A CALIBRATION METHOD FOR MICRO PARAMETERS BASED ON NEURAL NETWORK AND FLAT-JOINT CONTACT MODEL¹⁾

In recent years, the PFC (particle flowcode) discrete element analysis method is widely used in the field of geotechnical engineering. It can be used to reveal the origin of the mechanical behavior of rock materials from a microscopic perspective, but the micro parameters of the particle flow model are not the same as the macro parameters of rock materials. The calibration process is complicated and time-consuming. Based on the flat-joint contact model, the macro-mechanical parameters of rock materials are tested by numerical simulation tests such as the uniaxial compression, the direct tension and the biaxial compression. The micro-parameters are orthogonally designed, and the relationship between macro and micro mechanical parameters are studied through the multi-factor analysis of variance. The BP (back propagation) neural network modeling is used to calibrate the micro-parameters and verify the calibration results.
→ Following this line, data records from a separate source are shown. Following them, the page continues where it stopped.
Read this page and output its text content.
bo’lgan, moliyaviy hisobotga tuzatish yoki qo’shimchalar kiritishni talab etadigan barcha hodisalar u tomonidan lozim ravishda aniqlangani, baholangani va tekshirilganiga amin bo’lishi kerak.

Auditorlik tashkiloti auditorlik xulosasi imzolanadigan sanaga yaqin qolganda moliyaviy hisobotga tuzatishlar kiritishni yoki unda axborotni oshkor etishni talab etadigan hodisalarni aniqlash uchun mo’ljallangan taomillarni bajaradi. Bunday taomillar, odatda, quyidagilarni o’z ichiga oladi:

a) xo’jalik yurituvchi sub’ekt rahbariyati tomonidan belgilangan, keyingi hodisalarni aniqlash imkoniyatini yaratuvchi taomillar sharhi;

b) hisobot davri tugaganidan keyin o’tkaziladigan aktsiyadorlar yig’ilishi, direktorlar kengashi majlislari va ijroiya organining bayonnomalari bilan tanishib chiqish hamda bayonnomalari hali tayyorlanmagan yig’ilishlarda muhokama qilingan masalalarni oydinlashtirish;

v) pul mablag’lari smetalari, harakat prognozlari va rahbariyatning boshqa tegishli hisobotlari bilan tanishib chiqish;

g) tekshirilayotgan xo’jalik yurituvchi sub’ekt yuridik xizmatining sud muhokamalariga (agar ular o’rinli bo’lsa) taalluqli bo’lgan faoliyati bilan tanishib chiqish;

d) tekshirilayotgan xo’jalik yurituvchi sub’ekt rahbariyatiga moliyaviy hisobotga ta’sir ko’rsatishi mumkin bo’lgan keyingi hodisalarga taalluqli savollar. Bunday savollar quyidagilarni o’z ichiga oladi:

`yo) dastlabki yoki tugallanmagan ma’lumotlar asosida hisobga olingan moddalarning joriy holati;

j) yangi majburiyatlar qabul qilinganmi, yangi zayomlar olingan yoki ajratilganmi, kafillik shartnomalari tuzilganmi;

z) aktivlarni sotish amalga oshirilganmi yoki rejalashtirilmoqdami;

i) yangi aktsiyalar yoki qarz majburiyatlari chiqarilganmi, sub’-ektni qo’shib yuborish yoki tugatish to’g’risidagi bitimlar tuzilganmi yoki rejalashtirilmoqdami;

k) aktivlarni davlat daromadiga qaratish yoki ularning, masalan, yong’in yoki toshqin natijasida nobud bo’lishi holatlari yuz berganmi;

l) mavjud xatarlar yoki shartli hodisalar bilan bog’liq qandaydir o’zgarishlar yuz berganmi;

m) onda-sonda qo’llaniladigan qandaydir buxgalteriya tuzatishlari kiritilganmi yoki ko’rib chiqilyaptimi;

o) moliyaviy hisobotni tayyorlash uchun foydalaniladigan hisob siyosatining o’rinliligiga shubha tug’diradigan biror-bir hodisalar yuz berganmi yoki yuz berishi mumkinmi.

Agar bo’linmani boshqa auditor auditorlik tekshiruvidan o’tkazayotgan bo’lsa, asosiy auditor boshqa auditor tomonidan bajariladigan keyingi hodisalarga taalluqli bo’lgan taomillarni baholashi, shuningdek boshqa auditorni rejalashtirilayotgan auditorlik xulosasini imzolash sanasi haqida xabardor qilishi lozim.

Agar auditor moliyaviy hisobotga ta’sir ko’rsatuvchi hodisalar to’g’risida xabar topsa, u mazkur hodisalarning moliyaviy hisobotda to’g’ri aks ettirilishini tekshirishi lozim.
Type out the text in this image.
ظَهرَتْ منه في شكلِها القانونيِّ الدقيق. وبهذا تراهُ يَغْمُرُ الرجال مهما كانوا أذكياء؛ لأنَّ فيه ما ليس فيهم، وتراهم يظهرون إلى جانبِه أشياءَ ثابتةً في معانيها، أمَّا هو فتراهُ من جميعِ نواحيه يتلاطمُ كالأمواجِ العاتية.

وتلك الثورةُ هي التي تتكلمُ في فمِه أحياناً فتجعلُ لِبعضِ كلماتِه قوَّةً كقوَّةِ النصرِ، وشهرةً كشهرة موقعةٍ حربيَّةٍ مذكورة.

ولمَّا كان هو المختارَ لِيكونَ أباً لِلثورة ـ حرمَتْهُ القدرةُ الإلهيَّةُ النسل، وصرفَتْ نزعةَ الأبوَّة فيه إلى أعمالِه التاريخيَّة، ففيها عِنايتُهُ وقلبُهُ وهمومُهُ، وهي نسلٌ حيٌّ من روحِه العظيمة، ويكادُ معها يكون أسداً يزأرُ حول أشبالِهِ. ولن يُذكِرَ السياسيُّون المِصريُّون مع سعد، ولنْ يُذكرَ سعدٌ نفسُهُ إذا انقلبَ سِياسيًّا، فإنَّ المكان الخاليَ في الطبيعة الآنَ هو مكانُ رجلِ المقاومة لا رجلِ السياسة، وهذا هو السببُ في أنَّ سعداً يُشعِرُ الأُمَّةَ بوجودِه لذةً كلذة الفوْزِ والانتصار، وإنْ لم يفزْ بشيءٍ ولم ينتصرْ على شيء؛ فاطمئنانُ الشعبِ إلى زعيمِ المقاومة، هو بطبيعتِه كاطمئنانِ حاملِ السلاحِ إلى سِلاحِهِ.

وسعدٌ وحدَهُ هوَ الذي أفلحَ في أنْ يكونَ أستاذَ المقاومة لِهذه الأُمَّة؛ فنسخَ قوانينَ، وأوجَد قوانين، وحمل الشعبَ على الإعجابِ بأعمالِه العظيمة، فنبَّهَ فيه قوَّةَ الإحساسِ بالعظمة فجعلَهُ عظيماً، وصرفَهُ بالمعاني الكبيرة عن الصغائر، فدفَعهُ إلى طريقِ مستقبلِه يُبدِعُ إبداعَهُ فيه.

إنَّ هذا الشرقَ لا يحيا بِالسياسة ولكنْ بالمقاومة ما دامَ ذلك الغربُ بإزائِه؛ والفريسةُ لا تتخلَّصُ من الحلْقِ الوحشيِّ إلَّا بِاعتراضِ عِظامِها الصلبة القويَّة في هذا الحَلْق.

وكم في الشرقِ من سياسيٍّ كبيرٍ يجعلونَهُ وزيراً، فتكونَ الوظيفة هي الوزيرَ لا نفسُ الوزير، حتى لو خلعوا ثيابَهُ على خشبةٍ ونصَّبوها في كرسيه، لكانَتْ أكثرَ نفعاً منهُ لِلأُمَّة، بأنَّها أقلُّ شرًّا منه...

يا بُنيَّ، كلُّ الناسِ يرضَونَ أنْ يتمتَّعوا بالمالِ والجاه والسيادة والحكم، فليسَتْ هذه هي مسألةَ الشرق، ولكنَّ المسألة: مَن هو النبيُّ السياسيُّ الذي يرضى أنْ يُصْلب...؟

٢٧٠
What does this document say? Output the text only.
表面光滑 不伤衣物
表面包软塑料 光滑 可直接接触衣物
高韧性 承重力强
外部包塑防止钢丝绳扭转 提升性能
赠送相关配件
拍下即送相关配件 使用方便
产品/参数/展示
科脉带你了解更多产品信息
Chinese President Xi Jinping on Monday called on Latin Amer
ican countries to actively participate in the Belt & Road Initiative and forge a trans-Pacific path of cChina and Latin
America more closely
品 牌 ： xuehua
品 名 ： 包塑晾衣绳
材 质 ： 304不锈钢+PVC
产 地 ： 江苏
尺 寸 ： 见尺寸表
The verification results show that the calibration accuracy of the micro-parameters is generally higher than 90% and the overall error is small, which shows the feasibility of the calibration method. Combined with the stress-strain curve and the failure characteristics of granite under routine laboratory tests, the effectiveness of the neural network inversion method in calibrating the micro mechanical parameters of rock materials is verified.